“Yours ever,” ... Did he mean that? He certainly meant the rest. Her hands dropped in her lap; and she sat there, staring before her—startled, angry, more profoundly disturbed and unsure of herself than she had felt in all her days. Though Roy had tried to write with moderation, there were sentences that struck at her vanity, her conscience, her heart. Her first overwhelming impulse was to write back at once telling him he need not trouble to come up, as the engagement was off. Accustomed to unquestioning homage, she took criticism badly; also—undeniably—she was jealous of his absorption in Lance. The impulse to dismiss him was mere hurt vanity.
And the queer thing was, that deep down under the vanity and the jealousy, her old feeling for Lance seemed again to be stirring in its sleep.

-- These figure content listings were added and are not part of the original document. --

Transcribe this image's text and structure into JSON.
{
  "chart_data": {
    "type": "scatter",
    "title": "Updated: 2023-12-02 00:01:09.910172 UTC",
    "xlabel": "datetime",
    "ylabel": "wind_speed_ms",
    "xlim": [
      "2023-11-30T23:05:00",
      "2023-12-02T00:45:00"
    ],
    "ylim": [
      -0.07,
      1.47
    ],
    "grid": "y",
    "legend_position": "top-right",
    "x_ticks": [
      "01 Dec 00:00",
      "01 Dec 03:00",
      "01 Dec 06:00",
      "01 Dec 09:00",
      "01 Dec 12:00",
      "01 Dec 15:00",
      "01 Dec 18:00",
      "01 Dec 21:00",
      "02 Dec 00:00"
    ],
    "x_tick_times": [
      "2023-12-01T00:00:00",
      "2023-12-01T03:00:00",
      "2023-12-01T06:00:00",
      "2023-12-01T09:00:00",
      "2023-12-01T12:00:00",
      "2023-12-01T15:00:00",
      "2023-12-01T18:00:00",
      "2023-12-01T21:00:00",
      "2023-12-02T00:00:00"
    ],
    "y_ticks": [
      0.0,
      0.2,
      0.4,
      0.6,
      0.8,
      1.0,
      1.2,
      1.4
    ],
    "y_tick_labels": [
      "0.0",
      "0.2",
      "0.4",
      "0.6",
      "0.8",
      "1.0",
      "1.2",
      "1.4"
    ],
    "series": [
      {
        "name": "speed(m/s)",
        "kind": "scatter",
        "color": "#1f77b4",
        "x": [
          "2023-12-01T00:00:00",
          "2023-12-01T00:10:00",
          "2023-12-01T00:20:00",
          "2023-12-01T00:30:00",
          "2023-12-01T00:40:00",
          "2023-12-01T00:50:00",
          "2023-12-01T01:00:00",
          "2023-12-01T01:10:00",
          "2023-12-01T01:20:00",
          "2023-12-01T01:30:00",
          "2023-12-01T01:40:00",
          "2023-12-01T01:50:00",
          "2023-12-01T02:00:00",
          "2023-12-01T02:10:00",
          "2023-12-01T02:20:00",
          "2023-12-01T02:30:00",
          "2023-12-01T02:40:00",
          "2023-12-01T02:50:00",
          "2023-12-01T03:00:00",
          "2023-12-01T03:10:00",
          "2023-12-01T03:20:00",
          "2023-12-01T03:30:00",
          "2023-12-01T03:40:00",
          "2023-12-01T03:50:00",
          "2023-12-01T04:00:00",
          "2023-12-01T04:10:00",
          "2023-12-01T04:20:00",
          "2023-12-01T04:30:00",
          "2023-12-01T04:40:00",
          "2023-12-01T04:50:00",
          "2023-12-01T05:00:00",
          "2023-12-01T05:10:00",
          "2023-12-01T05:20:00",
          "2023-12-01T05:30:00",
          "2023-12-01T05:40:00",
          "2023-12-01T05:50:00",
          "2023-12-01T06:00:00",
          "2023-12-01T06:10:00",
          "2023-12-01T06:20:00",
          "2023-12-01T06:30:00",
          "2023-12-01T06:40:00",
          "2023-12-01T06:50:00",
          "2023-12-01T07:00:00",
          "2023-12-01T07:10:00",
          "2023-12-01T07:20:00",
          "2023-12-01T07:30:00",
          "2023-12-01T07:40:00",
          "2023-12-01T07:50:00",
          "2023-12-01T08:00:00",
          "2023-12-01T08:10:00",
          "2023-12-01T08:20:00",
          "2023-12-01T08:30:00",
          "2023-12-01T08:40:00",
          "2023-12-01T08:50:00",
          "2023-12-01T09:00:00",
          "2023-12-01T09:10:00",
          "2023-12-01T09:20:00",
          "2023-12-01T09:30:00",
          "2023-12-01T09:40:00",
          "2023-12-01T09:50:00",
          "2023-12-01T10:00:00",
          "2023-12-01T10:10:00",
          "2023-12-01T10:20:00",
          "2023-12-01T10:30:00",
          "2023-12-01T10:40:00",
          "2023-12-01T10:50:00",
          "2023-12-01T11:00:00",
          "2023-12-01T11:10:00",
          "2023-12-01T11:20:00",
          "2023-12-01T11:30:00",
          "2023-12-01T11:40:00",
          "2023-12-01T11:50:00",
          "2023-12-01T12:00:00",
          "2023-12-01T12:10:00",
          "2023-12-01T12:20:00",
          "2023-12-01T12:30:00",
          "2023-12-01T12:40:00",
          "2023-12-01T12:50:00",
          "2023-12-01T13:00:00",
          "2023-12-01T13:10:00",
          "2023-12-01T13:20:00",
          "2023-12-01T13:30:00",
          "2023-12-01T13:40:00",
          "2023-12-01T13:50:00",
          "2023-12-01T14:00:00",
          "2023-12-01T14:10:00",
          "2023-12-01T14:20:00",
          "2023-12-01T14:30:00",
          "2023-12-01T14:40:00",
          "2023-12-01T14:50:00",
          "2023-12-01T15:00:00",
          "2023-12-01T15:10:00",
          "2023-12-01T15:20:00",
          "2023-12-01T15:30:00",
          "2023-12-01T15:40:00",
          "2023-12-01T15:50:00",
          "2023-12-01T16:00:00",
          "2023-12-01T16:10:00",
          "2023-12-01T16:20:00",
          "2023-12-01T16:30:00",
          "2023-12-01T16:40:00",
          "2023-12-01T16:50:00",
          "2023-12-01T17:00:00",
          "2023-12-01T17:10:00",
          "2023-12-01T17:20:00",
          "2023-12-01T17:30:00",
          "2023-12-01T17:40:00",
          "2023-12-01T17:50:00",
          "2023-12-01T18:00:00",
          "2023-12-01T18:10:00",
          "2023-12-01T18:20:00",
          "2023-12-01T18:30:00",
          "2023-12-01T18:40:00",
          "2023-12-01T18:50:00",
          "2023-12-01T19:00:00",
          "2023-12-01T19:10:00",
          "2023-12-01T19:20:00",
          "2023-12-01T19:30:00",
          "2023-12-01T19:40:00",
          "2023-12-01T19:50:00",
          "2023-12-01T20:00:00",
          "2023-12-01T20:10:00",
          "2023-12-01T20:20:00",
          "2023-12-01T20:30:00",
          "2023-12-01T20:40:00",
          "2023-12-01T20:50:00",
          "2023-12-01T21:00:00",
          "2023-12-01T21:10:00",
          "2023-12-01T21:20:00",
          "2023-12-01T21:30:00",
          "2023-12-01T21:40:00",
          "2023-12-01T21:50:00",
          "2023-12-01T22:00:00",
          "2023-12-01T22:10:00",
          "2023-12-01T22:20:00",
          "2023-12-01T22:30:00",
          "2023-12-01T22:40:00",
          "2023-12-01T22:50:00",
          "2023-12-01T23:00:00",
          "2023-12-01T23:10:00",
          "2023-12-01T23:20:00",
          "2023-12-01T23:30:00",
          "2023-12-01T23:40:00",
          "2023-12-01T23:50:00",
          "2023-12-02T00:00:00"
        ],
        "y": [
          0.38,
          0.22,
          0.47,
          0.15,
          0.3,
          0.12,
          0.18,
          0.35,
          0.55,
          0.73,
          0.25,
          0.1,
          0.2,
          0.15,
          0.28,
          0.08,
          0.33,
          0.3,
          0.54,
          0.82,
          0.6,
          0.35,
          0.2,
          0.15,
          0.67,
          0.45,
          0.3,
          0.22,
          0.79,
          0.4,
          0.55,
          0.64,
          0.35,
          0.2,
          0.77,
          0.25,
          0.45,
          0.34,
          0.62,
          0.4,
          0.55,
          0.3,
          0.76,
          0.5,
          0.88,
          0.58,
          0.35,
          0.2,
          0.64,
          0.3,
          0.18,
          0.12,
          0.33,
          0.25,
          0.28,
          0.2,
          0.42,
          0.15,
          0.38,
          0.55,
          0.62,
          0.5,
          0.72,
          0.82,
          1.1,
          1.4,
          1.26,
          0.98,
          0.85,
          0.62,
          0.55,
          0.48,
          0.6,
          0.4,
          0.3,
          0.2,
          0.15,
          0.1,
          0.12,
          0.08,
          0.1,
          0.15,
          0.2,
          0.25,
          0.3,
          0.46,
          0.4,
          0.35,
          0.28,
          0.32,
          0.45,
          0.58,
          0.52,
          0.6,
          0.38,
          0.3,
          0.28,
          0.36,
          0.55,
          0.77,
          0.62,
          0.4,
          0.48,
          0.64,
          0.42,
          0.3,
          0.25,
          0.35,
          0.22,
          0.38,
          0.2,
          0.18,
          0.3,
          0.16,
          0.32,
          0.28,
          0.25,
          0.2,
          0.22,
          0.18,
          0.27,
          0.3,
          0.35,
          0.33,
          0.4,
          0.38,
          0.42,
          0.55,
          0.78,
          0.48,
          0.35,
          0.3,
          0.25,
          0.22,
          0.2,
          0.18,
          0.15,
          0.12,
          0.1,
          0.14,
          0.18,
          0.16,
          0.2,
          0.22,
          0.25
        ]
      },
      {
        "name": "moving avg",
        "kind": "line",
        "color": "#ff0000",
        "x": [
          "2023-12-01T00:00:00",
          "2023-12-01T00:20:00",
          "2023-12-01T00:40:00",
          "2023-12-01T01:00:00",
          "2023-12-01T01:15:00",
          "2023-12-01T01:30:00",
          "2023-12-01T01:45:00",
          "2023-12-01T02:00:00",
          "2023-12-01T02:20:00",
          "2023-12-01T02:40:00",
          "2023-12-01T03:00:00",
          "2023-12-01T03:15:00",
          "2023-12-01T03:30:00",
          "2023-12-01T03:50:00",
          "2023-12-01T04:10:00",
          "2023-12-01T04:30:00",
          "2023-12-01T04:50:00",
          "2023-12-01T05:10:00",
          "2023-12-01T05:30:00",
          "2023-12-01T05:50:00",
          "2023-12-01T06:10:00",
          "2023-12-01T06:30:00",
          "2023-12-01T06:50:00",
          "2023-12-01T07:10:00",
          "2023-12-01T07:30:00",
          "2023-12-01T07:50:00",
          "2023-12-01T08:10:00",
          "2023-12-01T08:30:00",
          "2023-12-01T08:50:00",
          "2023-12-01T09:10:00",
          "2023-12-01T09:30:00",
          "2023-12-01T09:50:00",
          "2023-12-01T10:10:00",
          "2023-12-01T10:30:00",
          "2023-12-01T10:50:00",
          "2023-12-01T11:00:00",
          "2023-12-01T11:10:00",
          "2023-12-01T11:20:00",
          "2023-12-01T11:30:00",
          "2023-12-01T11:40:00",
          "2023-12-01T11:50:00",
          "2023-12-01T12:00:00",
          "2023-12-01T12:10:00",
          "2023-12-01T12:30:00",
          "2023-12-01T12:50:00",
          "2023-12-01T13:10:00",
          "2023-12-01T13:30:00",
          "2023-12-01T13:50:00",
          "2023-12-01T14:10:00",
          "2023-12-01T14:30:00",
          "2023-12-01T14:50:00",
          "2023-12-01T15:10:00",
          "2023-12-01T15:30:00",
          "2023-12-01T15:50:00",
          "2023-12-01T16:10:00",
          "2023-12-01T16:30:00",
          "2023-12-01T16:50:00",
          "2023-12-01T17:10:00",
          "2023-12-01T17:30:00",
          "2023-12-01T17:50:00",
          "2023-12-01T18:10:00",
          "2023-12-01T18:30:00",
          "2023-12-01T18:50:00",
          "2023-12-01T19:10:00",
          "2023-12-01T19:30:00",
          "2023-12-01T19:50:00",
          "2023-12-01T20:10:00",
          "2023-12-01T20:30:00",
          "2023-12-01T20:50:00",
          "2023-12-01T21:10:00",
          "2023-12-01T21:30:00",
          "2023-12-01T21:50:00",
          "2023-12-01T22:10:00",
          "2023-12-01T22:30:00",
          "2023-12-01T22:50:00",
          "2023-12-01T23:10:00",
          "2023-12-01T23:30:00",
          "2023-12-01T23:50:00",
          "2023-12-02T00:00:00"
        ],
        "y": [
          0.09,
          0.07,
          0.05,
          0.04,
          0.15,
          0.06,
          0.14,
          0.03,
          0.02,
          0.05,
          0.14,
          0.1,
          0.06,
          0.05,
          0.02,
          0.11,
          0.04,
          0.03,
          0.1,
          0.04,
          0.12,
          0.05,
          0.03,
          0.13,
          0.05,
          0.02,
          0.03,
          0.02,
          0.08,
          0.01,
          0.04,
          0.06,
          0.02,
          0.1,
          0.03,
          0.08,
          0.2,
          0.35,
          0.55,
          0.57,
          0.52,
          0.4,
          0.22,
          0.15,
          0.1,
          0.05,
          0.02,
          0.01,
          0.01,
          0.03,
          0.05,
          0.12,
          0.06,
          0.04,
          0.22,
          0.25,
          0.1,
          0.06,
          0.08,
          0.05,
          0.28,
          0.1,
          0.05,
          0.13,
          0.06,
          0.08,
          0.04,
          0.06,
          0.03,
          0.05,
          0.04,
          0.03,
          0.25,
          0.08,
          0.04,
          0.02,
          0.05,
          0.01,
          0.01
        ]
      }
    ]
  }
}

The love of such a man leaves no light impress on any woman; and Lance had unwittingly achieved two master-strokes calculated to deepen that impress on one of her nature. In the first place, he had fronted squarely the shock of her defection—patently on account of Roy. She could see him now—standing near her mantelpiece, his eyes sombre with passion and pain; no word of reproach or pleading, though there smouldered beneath his silence the fire of his formidable temper. And just because he had neither pleaded nor stormed, she had come perilously near to an ignominious volte-face, from which she had only been saved by something in him, not in herself. If she did not know it then, she knew it now. In the second place, he had died gallantly—again on account of Roy. Snatched utterly out of reach, out of sight, his value was enhanced tenfold; and now, to crown all, came Roy’s revelation of his amazing magnanimity....
Strange, what a complicated affair it was, for some people, this simple natural business of getting married. Was it part of the price one had to pay for being beautiful? Half the girls one knew slipped into it with much the same sort of thrill as they slipped into a new frock. But those were mostly the nice plain little things, who subsided gratefully into the first pair of arms held out to them. And probably they had their reward.
In chastened moods, Rose did not quite care to remember how many times she had succumbed, experimentally, to that supreme temptation. Good heavens! What would her precious pair think of her—if they knew! At least, she had the grace to feel proud that the tale of her conquests included two such men.
But Lance was gone—on account of Roy—where no spell of hers could touch him any more; and Roy—was he going too ... on account of Lance...? Not if she could prevent him; and yet ... goodness knew!
The sigh that shivered through her sprang from a deeper source than mere self-pity.
Rattle of rickshaw wheels, puffing and grunting of jhampannis, heralded the return of her mother, who had been out paying a round of preliminary calls. It took eight stalwart men and a rickshaw of special dimensions to convey her formidable bulk up and down Simla roads; and affectionate friends hinted that the men demanded extra pay for extra weight!